Wir haben damals mit einem Booker zusammengearbeitet, der auf uns zu kam und uns ein super Angebot gemacht hatte, aber abseits der Gigs haben wir den Rest der Shows (ca. 50%) immer selbst gemacht (in 99% der Fälle ich) und da war es schon vor 10 Jahren so, dass man entweder schon irgendwie einen Namen haben musste, oder und vorallem bei ganz kleinen Gigs, selbst irgendwie das Risiko tragen musste, notfalls indem man irgendwelche Local Heroes mit ins Line-Up nehmen musste, die ihre 5-10 Hardcore Fans im Schlepptau hatten, die dann neben den Stammgästen den Bierkonsum hochgehalten haben oder indem man eben einen kleinen Obolus bekam und der Rest an den Club ging, weil denen eine feste Gage zu risikoreich war oder die AK ging an die Bands, während der Club/die Kneipe eben den Rest der Einnahmen behielt. Diese kleine Club-/Kneipenszene war auch schon vor 10-15 Jahren hart umkämpft. Unser Spielraum damals war dann rasch größer geworden, als wir die ersten Gigs als Vorband von ein paar bekannten Bands gespielt hatten und wir uns kaum noch einen Kopf drum machen mussten mindestens X Zuschauer anzuziehen.

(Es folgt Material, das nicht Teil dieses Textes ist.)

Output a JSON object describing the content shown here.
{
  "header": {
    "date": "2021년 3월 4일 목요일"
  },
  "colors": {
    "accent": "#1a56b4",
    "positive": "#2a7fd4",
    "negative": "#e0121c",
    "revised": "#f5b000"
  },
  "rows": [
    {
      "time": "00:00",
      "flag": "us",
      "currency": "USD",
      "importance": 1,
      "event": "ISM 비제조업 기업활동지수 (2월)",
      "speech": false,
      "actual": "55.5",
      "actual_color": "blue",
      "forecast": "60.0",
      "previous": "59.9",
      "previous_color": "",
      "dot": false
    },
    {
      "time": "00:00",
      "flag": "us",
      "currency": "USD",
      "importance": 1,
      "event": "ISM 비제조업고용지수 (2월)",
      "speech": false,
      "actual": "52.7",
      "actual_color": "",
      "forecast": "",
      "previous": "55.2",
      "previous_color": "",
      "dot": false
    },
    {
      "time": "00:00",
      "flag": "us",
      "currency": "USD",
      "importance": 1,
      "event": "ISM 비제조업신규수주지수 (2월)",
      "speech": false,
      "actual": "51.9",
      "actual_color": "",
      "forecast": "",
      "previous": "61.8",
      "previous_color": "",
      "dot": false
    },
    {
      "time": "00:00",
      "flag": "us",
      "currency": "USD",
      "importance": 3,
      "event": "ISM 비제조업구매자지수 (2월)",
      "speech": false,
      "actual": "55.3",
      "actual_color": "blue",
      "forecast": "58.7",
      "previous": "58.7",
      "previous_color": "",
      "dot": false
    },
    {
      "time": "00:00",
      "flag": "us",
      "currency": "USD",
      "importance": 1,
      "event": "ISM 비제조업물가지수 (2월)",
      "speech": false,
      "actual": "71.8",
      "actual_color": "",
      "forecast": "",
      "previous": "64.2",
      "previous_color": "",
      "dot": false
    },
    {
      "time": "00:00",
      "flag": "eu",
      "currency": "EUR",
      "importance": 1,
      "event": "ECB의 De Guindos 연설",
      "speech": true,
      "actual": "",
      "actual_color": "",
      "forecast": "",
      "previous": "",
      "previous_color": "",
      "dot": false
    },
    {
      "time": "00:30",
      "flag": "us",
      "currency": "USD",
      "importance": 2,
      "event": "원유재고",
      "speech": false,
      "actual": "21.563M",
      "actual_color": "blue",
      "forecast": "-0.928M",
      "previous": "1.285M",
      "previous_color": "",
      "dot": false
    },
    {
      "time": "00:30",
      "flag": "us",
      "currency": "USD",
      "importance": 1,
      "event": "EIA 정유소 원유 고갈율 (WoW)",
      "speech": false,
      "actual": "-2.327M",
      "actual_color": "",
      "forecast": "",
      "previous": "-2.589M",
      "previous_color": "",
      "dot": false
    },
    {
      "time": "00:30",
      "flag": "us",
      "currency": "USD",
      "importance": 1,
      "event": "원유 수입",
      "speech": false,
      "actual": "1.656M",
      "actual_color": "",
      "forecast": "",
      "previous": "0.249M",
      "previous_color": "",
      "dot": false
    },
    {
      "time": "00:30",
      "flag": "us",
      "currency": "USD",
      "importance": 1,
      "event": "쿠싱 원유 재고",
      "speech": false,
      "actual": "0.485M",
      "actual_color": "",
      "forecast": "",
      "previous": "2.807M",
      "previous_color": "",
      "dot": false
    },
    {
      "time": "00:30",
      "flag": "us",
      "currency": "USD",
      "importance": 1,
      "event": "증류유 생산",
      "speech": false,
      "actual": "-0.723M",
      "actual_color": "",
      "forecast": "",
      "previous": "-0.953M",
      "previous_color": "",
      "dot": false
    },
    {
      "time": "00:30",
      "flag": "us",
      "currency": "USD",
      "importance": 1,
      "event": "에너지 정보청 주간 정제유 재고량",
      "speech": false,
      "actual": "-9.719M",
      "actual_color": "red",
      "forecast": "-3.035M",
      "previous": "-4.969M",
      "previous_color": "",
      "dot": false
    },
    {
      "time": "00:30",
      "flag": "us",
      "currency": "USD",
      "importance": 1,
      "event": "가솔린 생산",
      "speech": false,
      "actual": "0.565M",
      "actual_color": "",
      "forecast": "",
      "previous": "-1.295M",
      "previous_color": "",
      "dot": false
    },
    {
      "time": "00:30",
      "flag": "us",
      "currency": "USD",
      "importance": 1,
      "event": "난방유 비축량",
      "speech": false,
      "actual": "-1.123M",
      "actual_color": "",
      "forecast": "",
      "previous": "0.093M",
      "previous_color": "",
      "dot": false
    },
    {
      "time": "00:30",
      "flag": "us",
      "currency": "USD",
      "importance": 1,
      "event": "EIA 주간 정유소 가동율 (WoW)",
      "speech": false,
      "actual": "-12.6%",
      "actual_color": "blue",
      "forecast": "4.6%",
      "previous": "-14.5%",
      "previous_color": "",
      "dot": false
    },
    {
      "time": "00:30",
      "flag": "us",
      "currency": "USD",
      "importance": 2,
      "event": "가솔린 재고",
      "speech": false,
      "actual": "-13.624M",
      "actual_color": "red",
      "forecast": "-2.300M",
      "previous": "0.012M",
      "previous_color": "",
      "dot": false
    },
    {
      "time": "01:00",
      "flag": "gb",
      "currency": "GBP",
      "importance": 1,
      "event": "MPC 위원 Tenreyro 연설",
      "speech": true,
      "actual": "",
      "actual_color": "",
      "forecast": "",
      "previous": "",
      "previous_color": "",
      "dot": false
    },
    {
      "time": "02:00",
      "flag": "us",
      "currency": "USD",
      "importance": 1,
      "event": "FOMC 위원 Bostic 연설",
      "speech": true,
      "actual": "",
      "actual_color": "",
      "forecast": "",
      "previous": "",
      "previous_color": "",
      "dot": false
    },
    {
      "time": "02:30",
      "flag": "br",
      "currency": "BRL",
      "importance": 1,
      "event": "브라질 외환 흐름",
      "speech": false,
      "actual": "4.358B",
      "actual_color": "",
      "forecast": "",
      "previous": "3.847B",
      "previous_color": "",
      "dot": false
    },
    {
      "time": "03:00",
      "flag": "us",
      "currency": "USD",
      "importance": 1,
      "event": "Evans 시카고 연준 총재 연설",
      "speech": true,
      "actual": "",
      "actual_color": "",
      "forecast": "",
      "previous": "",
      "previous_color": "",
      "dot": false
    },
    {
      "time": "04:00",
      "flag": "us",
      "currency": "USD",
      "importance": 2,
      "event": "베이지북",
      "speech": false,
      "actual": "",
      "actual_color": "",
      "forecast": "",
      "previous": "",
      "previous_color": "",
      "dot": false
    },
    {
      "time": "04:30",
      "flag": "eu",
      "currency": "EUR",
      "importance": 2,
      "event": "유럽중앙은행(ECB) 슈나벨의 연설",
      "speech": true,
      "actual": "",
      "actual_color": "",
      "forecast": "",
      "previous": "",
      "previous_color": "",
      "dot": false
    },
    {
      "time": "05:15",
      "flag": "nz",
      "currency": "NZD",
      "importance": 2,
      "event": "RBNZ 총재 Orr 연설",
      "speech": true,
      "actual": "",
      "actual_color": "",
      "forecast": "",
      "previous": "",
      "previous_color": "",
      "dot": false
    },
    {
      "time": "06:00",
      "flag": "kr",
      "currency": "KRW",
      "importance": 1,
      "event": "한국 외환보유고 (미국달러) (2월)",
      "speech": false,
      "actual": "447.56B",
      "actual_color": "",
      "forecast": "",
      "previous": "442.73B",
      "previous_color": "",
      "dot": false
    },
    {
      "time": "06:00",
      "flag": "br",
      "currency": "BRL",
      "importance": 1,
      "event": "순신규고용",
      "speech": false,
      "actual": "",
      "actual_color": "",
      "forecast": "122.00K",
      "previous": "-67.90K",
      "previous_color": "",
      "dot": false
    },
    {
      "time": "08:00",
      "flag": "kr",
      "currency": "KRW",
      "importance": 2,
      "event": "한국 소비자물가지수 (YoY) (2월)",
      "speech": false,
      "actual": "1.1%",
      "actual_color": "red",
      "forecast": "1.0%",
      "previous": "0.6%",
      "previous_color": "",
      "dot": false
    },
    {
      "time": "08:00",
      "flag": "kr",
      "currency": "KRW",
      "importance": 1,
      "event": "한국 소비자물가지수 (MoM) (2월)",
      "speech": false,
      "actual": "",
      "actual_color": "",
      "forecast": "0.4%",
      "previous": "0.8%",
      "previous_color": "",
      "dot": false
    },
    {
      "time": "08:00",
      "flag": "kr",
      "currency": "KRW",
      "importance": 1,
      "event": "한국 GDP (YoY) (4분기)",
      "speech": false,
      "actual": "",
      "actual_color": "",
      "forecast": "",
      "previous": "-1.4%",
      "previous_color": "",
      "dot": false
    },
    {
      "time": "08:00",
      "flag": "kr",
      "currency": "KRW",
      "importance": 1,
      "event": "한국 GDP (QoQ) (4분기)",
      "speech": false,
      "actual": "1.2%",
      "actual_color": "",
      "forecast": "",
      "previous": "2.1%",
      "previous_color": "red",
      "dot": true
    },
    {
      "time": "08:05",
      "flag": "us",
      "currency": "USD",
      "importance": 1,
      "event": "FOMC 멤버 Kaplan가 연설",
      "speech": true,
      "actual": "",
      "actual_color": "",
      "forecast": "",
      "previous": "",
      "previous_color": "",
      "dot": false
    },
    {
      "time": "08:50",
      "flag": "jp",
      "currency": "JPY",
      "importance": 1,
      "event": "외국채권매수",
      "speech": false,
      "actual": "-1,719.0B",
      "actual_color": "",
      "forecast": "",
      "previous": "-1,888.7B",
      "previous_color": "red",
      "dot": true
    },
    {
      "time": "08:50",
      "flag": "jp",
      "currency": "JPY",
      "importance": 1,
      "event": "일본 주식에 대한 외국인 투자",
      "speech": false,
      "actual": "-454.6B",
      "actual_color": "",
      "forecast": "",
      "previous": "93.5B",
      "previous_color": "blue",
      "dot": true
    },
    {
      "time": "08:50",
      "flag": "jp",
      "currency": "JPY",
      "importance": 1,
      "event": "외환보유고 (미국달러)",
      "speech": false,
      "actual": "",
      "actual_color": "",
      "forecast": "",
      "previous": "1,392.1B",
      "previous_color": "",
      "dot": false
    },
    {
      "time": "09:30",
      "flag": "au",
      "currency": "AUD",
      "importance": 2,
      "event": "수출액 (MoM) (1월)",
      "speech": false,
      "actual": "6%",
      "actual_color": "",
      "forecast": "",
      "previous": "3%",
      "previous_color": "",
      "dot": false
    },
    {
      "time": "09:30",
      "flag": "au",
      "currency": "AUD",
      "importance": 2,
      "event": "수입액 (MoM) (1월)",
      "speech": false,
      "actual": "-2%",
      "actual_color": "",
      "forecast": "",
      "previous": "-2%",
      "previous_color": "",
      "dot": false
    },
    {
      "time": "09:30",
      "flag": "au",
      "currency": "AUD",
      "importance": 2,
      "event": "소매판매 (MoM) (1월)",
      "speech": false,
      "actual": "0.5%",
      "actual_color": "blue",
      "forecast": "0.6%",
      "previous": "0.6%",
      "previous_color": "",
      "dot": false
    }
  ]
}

Irgendwie zieht das heute aber eben auch alles nicht mehr, denn das Publikum hat hohe Erwartngshaltungen und viele Locations können sich bestimmte Anschaffungen nicht leisten. Neue Boxen, eine funktionierende Nebelmaschine, bestimmte Strahler und Effekte - zu teuer, die haben mit ganz anderen Problemen zu kämpfen. Selbst wenn dann aber die Boxen neu wären, die Nebelmaschine liefe oder irgendwelche funktionierenden Lichteffekte da wären, das wäre den Leuten noch nicht genug. Selbst in den lokalen Bandszenen ist es unter bestimmten Szenegängern ja abseits des Mainstream meist eher ein Showlauf, als dass es wirklich um die Musik ginge und da kommt die heutige Jugend gerade voll ins Spiel, denn "performen" und dann am besten gleich uploaden, so dass die "Follower" einen sehen ... das funktioniert eben nicht auf irgendwelchen uncoolen kleineren Gigs, da muss es schon das ganz große Tamtam sein, bei dem dann eben auch die Optik stimmt und wenn man nur doof vor einem Stadion steht und behauptet man ginge gleich auf das megakrasse Konzert von Megastar XY.